TranslatorX は、Cisco Unified Communications Manager (CUCM) の Cisco CallManager トレースや Cisco Unified Border Element (CUBE) / Voice Gateway の SIP デバッグログを解析するツールです。
本文書では、TranslatorX で表示されたメッセージをフィルタする方法を紹介します。
1. トレースファイルの読み込み
「TranslatorX でトレースファイルを読み込む方法」を参照して、TranslatorX にトレースファイルを読み込んでください。
2. メッセージのフィルタ
2.1. フィルタの追加
メッセージのフィルタを行うには、下記の Filter ボタンを押します。
Message Filters ウインドが起動します。
フィルタに指定できるパラメータは下記の通りです。各ボックスの右側の▼を押すと選択可能なパラメータが表示されます。
- Device IP: 対向ノードや IP Phone の IP アドレス
- Protocol: SCCP, Q.931, H225, H245, MGCP, MGCP Backhaul, SIP から選択
- Call ID: SIP Call-ID ヘッダに付与される Call ID
- TCP Handle: SCCP に使われる TCP Handle
- Message: 各プロトコルのメッセージ (INVITE, SETUP 等)
- Call Ref: Q.931/H.225 の Call Reference
- From Tag: SIP From ヘッダに付与される tag
- Direction: In (CUCM が受信) もしくは Out (CUCM が送信)
- Node ID: CUCM のノード (複数の CUCM ノードのトレースが読み込まれていた場合に使用)
- Correlation Tag: バージョン 9.1.2 現在は使用できません
- Timestamp: バージョン 9.1.2 現在は使用できません
- Search: SIP などのテキストで記載されたプロトコルのみ文字列でフィルタできます
例として Device IP を 192.168.0.4 かつ Message を INVITE に設定する場合は、それぞれの項目にチェックボックスを付け、Add Filter を押します。
すると、Active Filters に項目が追加されます。1 つの Active Filters に複数の項目があった場合は AND 条件としてフィルタされます。
内容を変更したい場合は Update Filters を押します。
ここで TranslatorX のメイン画面を見ると、下記の通りにフィルタされていることが確認できます。
次に、SETUP メッセージのフィルタを Add Filter によって追加します。複数の Active Filters は、OR 条件としてフィルタされます。
よって、今回の例ではフィルタ条件は 「Device IP が 192.168.0.4 かつ Message が SIP INVITE のメッセージ」、または 「Message が SETUP のメッセージ」 となります。

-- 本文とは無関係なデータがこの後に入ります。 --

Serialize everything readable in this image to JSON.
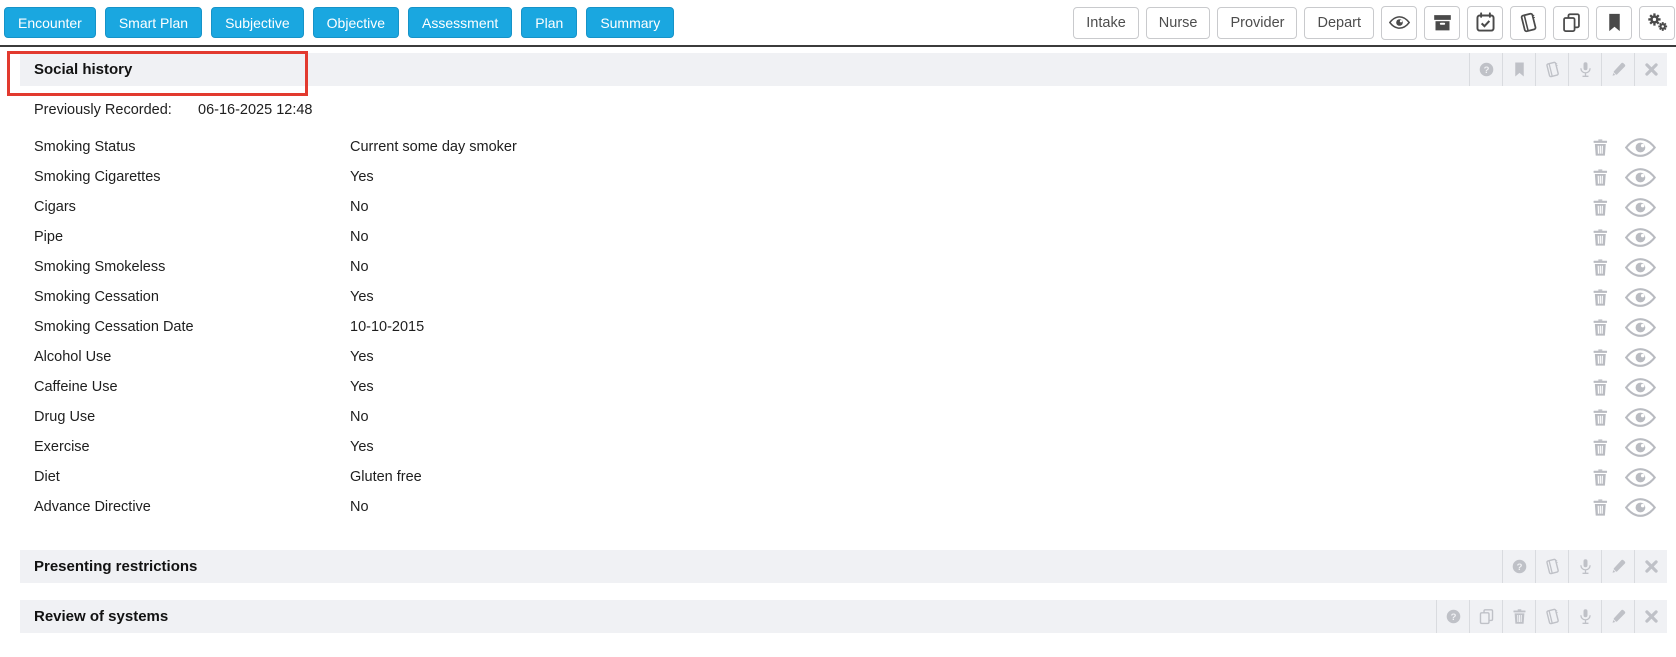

メイン画面で SETUP メッセージが追加されていることが確認できます。
2.2. フィルタのクリア
フィルタのクリアは、メイン画面の Clear Filters もしくは、Message Filtter 画面の Clear All (もしくは Remove Selected で個別に削除)で実行することができます。
3. コールのフィルタ
SIP, Q.931/H.225, SCCP については、下記の項目によってコールをフィルタすることができます。
- SIP: Call-ID, From tag
- Q.931/H.225: Call Reference
- SCCP: TCP Handle
下記では、SIP と H.225 についてフィルタ方法を紹介します。
3.1. SIP のコールフィルタ
目的の SIP のコールをフィルタする方法を紹介します。まず、コールが発生した時刻から、コールの開始メッセージである initial-INVITE を探します。INVITE には 2 種類あり、initial-INVITE (コール開始時に送信) と re-INVITE (通信中に送信) があります。initial-INVITE と re-INVITE のメッセージ上の違いは To ヘッダに tag がついているかいないかとなります。initial-INVITE には To ヘッダに tag がつきません。
下記は initial-INVITE の例です。
ここで、該当のメッセージを選択した状態で、Filter > SIP > Call ID を選択します。
※今回の例は目的のコールをフィルタするために initial-INVITE を選択していますが、どのメッセージでも選択した Call ID でフィルタできます。
選択したコールの Call ID でフィルタされます。
この状態でメイン画面の右下の Generate Diagram を押すと、該当のコールのシーケンスを表示することができます。
3.2. H225 のコールフィルタ
目的の H.225 のコールをフィルタする方法を紹介します。H.225 のコールの開始メッセージは SETUP となりますので、コールが発生した時刻から SETUP メッセージを探します。
そして、該当のメッセージを選択した状態で、Filter > Q.931 / H.225 > Call Reference を選択します。
選択した Call Reference が表示されます。Call Reference は向きによって先頭ビットが変わりますが、TranslatorX は自動で判別してフィルタします。下記の例は 0x0003 と 0x8003 となります。また、関連する H.245 メッセージも合わせてフィルタします。
この状態でメイン画面の右下の Generate Diagram を押すと、該当のコールのシーケンスを表示することができます。